UNE ORGIE FINANCIERE POUR LES UNS : Le quotidien « les Echos » proche du
patronat, vend la mèche. Pour la distribution des dividendes, tout se passe
comme si la crise n’existait pas. Pour le capital, c’est Noel tous les jours.
Le'ss dividendes qui seront versés cette année par les ténors du CAC 40 (au titre
des résultats de l'exercice 2011) devraient atteindre 37,4 milliards d'euros
sur un total de 86 milliards de bénéfices. Le total de ces dividendes
équivaudrait à peu près aux deux tiers de la charge de la dette de l'Etat
prévue dans le budget pour 2012. Une manne qui serait en baisse par rapport à
celle versée en 2011 (40,2 milliards d'euros de dividendes) mais supérieure aux
récoltes de 2008 et 2009 (respectivement 37,8 et 35,4 milliards.

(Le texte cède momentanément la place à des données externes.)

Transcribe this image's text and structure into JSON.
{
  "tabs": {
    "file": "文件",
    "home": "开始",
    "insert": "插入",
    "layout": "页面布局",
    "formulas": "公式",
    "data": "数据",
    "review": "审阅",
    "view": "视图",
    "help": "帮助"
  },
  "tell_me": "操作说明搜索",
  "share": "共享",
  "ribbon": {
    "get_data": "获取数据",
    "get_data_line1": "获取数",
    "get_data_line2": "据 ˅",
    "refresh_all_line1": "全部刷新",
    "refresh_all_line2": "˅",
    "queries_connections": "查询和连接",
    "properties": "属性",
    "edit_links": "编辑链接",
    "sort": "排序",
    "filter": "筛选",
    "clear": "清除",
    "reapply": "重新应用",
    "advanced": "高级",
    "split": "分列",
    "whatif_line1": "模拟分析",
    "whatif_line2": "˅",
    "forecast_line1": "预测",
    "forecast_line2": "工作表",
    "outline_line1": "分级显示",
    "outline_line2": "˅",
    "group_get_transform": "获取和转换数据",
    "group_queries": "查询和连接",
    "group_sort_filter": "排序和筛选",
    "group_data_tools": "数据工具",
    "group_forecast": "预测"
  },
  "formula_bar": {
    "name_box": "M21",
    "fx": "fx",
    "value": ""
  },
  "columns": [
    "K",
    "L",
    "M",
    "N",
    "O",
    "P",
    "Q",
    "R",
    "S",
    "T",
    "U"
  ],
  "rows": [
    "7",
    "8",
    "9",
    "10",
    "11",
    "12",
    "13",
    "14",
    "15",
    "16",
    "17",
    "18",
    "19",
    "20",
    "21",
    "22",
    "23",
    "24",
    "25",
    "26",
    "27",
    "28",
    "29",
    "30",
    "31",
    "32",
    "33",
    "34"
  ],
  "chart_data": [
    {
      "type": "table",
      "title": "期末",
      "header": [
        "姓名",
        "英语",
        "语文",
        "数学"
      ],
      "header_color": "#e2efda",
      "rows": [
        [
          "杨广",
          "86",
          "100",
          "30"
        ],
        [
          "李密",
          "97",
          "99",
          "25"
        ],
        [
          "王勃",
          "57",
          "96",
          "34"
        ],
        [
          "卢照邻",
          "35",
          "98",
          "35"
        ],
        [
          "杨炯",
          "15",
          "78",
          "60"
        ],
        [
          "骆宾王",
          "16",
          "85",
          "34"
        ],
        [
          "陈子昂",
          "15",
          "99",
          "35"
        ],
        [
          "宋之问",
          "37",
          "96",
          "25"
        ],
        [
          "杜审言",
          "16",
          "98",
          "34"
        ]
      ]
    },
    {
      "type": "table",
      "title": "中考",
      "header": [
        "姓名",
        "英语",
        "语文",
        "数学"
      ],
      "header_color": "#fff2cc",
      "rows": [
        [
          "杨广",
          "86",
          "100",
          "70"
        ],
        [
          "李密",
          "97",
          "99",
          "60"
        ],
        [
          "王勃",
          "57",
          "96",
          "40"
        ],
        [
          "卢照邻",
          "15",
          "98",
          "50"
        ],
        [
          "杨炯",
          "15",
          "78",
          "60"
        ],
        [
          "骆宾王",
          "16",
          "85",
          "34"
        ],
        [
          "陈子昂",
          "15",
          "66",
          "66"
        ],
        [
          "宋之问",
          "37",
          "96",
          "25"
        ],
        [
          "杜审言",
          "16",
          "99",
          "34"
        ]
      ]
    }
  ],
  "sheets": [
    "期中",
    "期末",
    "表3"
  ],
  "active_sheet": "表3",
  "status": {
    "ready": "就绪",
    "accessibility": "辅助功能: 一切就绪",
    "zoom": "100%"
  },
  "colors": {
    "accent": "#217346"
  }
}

31% des hausses des dividendes,
+ 34% pour les rémunérations des grands patrons : Le coût salarial de la haute nomenklatura
patronale, adhérente au MEDEF, devient insupportable. Les salarié-e-s, elles et
eux, n'ont eu droit qu'à la portion congrue, la masse des rémunérations qui
leur ont été versées n'a crû en effet que de 13% durant cette même période, et
si les effectifs de ces grandes entreprises ont progressé de 10%, essentiellement
entre 2006 et 2008.
…AUSTERITE POUR LES AUTRES : Pour la grandes masse des « producteurs associés » (ingénieurs, cadres, techniciens,
ouvriers, employés, jeunes, retraités), qui sont les vrais créateurs de
richesse, vos actions, cachées derrière « le
marché libre et non faussé » et sa « main invisible de la compétitivité » sont d’une violence inouïe
qui confine à la délinquance sociale,
détruisant l’ensemble de nos rapports sociaux (salaires, emplois, protection
sociale). Et c’est pas tout…/…
DERRIERE LES EMPLOIS DETRUITS… Il n'y a jamais eu autant de chômage, jamais eu
autant de dette publiques (dixit le gouvernement), jamais eu aussi peu de
croissance, pour ne pas dire récession (prévue par l’I.N.S.E.E), ceci est
directement la conséquence des choix politiques faits depuis trente ans,
confirmé par le Président de la république lors de ses vœux du 31 Décembre
2011 : « Cette crise qui sanctionne 30 années de désordres
planétaires dans l'économie, le commerce, la finance, la monnaie,
cette crise inouïe, sans doute la plus grave depuis la deuxième guerre
mondiale, cette crise n'est pas
terminée ».
…LES ENTREPRISES ASSASSINEES : Ce capitalisme fou ne détruit
pas simplement les emplois (ce qui est sa nature profonde) mais il tue les
entreprises en masse. C’est même par la destruction des entreprises, qu’il
nourrit les profits et les dividendes. C'est au cancer financier qu'il faut
s'attaquer si l'on veut sortir de la récession et de la crise.